If I get time, I'll try to look into it and see if they've been bought out too.

doc


----------



## sjohnson2 (Nov 13, 2008)

There sure have been alot of different opinions about the wolf on this thread. It seems with any product you really get to know it when using it like *deltadoc* & *ED BUCHANAN* pretty much said.
And if consumer reports gives it a thumbs down .... that is enough to steer me away into checking out other products.
Sam........._just an amatuer in the kitchen_


----------



## mfc55 (Aug 26, 2010)

We are having a 48" wolf range with a french top (residential version) installed in our reno. The ventilation reccomendations require a make up air system that puts the cost of netlilation through the roof. It seems like over kill.

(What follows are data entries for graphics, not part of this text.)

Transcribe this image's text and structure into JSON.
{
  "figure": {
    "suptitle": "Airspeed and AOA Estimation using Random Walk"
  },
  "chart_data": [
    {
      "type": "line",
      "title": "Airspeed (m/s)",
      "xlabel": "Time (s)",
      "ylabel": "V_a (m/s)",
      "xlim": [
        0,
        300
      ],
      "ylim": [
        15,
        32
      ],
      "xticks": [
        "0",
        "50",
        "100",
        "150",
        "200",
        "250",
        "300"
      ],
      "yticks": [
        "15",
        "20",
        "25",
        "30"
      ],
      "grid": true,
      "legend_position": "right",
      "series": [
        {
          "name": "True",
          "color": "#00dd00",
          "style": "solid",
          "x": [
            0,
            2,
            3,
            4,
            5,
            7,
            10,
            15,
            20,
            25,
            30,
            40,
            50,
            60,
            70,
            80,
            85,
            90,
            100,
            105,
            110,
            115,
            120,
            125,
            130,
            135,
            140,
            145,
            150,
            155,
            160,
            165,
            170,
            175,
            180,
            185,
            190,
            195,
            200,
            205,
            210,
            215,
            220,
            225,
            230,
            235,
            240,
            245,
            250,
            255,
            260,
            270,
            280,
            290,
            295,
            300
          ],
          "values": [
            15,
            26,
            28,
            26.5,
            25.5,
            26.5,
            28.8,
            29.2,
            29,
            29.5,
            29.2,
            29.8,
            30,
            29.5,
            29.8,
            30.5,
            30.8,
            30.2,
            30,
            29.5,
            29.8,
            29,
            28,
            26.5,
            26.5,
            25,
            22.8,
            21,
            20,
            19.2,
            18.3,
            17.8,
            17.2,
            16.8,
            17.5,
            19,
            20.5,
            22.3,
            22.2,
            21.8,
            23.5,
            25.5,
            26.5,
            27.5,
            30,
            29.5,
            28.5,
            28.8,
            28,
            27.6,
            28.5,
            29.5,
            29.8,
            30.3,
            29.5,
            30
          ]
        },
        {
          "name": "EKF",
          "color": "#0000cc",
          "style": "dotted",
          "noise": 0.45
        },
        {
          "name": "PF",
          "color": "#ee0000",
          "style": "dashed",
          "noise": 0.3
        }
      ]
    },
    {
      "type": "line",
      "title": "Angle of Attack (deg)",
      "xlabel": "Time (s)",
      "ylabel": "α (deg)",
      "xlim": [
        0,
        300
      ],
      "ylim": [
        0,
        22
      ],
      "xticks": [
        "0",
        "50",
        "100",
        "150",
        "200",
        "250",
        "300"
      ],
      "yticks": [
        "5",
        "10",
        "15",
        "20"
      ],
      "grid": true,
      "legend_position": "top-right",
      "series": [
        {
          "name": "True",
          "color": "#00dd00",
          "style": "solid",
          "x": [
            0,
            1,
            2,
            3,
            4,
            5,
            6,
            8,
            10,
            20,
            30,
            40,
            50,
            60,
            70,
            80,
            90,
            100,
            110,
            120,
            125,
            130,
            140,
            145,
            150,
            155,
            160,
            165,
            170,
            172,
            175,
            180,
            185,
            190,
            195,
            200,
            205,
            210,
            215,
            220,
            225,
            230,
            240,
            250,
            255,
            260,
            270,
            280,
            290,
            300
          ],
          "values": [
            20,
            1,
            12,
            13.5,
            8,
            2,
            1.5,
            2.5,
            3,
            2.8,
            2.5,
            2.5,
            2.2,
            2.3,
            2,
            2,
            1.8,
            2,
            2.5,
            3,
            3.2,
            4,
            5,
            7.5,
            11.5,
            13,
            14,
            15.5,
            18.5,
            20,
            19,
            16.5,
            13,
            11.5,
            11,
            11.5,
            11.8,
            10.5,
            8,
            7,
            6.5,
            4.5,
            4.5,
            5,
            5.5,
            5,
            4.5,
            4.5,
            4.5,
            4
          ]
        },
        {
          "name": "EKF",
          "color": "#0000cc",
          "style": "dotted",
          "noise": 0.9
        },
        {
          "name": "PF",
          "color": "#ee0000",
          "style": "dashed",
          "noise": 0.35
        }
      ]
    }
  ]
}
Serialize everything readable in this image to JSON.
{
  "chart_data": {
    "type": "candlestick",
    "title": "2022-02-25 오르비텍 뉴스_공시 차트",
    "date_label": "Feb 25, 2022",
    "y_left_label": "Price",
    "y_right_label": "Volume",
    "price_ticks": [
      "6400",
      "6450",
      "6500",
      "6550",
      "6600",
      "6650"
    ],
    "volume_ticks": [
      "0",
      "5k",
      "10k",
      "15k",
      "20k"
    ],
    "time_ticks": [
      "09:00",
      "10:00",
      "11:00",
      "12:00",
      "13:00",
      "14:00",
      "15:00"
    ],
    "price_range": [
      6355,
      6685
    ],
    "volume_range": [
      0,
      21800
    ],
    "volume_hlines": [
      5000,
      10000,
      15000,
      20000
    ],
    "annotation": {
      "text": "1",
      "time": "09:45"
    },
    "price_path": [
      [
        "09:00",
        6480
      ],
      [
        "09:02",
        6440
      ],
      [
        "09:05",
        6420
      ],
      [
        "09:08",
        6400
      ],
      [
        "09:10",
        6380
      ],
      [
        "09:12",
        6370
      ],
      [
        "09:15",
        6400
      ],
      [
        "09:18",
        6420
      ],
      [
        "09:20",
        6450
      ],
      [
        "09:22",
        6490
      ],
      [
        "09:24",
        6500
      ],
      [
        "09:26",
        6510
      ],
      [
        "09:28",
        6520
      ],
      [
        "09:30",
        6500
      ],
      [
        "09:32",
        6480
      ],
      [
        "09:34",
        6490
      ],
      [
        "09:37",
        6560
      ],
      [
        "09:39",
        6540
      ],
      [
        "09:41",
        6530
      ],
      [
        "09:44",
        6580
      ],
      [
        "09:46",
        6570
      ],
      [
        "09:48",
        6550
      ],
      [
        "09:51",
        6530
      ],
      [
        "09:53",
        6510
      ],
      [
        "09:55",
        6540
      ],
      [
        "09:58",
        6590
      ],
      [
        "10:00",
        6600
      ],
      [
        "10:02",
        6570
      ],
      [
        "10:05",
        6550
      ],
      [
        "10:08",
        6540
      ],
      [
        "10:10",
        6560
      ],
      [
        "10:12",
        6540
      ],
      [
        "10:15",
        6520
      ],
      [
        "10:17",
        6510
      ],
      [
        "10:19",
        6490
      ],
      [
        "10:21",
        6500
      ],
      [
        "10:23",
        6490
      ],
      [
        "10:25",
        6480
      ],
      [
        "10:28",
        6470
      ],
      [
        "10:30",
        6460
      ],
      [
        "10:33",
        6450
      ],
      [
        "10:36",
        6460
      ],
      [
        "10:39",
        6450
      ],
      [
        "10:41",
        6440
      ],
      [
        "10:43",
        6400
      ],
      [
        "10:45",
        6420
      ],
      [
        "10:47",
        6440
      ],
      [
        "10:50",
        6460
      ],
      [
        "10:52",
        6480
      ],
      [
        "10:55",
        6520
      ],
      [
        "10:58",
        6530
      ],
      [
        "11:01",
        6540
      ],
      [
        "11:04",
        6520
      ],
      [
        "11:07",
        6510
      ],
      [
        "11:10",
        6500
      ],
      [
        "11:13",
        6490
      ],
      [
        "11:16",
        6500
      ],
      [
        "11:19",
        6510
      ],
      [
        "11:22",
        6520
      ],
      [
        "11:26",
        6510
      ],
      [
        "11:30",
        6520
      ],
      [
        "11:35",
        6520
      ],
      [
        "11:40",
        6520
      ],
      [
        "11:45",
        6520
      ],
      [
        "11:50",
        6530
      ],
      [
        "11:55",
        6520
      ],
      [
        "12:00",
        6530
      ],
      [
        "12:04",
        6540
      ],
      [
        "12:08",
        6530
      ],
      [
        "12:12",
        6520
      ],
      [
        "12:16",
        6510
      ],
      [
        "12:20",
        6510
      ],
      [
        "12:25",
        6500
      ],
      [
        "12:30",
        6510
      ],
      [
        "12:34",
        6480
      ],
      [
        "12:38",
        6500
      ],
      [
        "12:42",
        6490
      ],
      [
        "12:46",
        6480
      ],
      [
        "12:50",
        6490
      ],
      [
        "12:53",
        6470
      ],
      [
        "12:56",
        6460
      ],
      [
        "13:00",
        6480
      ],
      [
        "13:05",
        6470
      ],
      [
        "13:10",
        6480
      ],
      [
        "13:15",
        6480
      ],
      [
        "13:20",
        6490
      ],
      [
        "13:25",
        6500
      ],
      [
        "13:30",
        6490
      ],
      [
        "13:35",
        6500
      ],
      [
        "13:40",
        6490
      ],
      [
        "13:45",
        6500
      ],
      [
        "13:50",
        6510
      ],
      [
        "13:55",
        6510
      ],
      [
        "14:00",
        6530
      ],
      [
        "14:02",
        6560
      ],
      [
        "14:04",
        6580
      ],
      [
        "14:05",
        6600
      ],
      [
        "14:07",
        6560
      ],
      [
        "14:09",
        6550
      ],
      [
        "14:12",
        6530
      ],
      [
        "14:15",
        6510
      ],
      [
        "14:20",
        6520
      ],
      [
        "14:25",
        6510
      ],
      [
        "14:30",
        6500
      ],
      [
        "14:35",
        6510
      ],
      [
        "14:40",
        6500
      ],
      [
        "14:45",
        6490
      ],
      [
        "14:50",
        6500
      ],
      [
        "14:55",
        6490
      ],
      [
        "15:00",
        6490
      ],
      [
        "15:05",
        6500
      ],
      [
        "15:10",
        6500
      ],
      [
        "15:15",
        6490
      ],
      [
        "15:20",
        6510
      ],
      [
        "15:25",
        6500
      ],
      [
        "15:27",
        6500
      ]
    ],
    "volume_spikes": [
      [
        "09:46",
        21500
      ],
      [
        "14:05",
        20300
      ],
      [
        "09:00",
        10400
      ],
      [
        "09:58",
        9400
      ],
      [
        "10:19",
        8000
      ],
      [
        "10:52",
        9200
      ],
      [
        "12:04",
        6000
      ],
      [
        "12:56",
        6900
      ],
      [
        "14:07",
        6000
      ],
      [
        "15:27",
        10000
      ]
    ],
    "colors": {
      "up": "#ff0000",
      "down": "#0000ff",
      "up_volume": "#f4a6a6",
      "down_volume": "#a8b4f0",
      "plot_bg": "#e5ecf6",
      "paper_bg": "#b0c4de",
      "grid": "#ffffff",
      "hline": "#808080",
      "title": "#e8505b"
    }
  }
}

What are the dangers of just putting a 300cfm inlinie fan and opening windows when needed?


----------



## urbangourmet (May 2, 2011)

hi-- i just came across your post, so i hope it's not too late to answer.

i have remodeled 8 kitchens so far (and counting) and i have used the wolf commercial range in two of my home kitchens.

they are fine. better than fine. heavier than the consumer versions, but still moveable if you have to relocate and don't want to leave it behind.

the only thing you need to do is have your handyman install GI flashing on the walls surrounding the wolf. it is a thin sheet of metal that prevents 

the wall from taking the heat from the oven. works great. i never had a problem and i loved both my wolfs.

by the way, they were both all gas, i baked a lot in those days, and i never had a problem with the temp or the quality of the heat.

good luck!


----------